Sunday, November 4, 2007

15 days and counting

Fifteen days. It's kind of an odd position to be in. Looking 15 days into the future and realizing that your life will be changing from that moment on. I would never compare it to having a baby or anything of that nature. But it's the same concept. Can anyone really prepare mentally for something like that. I feel like I have done a pretty good job thus far. You can get all the info in the world as to what will happen, how it will affect you, etc, etc. The only thing is that you won't know until you are in the middle of it. I'm looking forward to being in the middle of it.

I've been able to make my life as easy as possible for myself. If something was hard, I found it very easy to walk away and do something different. I can't walk away from this. This will be my life for the rest of my life. I know I have people around me (and away from me) that support me 100%. I know I won't be alone in this.

Here are the next steps for me. I have a pre-op appointment on November 14th where they will give detailed instructions as to what to do post-operatively and what to expect. That night, I will also have to go to a class which is titled, "The Psychological Effect of Weight Loss Surgery." Then that day will begin my clear liquid diet until November 20th which is the day of surgery. I don't have a time yet but it will be at Salt Lake Regional Medical Center. It is considered out-patient surgery so I will be going home with my aunt to re-coop until November 25th. Then it is back to work the next day. That seems so crazy to me that a person's life can change so quickly. Still trying to wrap my brain around it.

Well, it's late and my brain isn't wanting to wrap around anything. Thanks again for your love and support. All of you reading this are a blessing in my life and if I haven't told you that before, hopefully you know that you are.

Much love!

6 comments:

Anonymous said...

Yay! I am so excited for you, and for taking all the necessary steps to go through with this, and for the fact that you are doing this for yourself.

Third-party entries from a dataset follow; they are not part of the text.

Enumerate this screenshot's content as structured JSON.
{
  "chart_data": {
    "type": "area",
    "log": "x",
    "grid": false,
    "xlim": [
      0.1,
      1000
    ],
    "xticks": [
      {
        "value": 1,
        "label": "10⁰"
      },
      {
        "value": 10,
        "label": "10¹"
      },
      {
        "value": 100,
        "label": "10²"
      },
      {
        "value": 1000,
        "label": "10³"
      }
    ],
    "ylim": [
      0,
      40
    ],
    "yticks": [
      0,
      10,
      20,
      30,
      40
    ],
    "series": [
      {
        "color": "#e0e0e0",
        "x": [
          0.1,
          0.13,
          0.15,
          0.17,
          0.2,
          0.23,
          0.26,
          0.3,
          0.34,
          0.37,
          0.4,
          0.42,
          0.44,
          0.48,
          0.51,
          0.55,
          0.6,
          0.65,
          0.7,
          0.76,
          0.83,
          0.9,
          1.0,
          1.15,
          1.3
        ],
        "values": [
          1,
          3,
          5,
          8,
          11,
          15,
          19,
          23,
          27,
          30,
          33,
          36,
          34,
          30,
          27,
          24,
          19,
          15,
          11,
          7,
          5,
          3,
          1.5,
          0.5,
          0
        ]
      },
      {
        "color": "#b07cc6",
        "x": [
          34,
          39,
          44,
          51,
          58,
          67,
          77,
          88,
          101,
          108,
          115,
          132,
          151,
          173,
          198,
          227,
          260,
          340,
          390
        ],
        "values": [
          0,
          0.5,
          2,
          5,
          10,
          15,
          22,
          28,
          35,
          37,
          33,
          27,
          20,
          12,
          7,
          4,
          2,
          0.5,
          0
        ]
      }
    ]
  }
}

I love you. You are in my prayers.

(This is Aimee by the way)

PS- I just went through the temple, and it was beautiful!

Anonymous said...

Chitlins & Graby! I love you! I'll remember you in my prayers. I'm proud of your courage. You are beautiful no matter what, you got that?! By the way, where in the heck are you? Include that info by e-mailing me if you've still got my address. Hugs and kisses, Sabreena (NJ forever)

Demi-Dos said...

Jen-
WOW! I am completely shocked! I am very excited for you. You are amazing...what a huge decision this must have been for you. I don't know that I could commit myself to something so LIFECHANGING. You are so strong,I know you will get through this and be a stronger, happier, healthier more beautiful Jen in the end. Know that jase and I love you and are here for you. Keep us posted. I'll be watching your blog. Good luck. We'llkeep you in our thoughts and prayers. love -Cathy

Anonymous said...

I think that you are making some major changes in your life and I am really excited for you! Just a little advice...take some time off work you are going to be tired!!!! I don't think I have ever been so tired in my whole life than after major surgery...I was in and out in less than 24 hours and I still can't remember actually being awake until about day 3...they may not be putting you under, like they did me so I may just be wasting my breath/fingers in this comment...anywho...I am really excited for you and I am so proud of you making this step in your life!
P.S. This is Christina

Anonymous said...

I am so Very Happy for you sweetness!!.

Ronda

Anonymous said...

ok, so it's been a long time without word from me or mine... only one question, why are the headings to this blog comment section in russian? Ok, I know, it's supposed to be all about you, but I am a bit confused. I think it's wonderful that you are taking steps towards being more healthy. Do please know that when the doc adn dietician tell you about 4 oz meals and and the daily exercise andthe like, that's what they mean. I know several people who have undergo bariatric surgery, lost tons of weight, only to come into some stressful times and lean on their "old ways" of coping with food and gain every ounce back plus some. talk about sobering. So, just know that I am praying for you to not only make the physcial choice to change but also the emotional and spiritual one too. There are plenty of ways to handle life and the feeligns that go along with it that do not involve food! By the way, this is Beth Chernich (Sharland). I have until July 2008 and then I am done with residency.. probably goign to move to Montana after that and work. i'll visit your blog if you keep me up dated. Hope all else is well with you and your family. Tell you mom and dad I say hi.Jill just got sealed to her adopted son Erik last weekend at mt timp temple. It was a lovely time! Take care.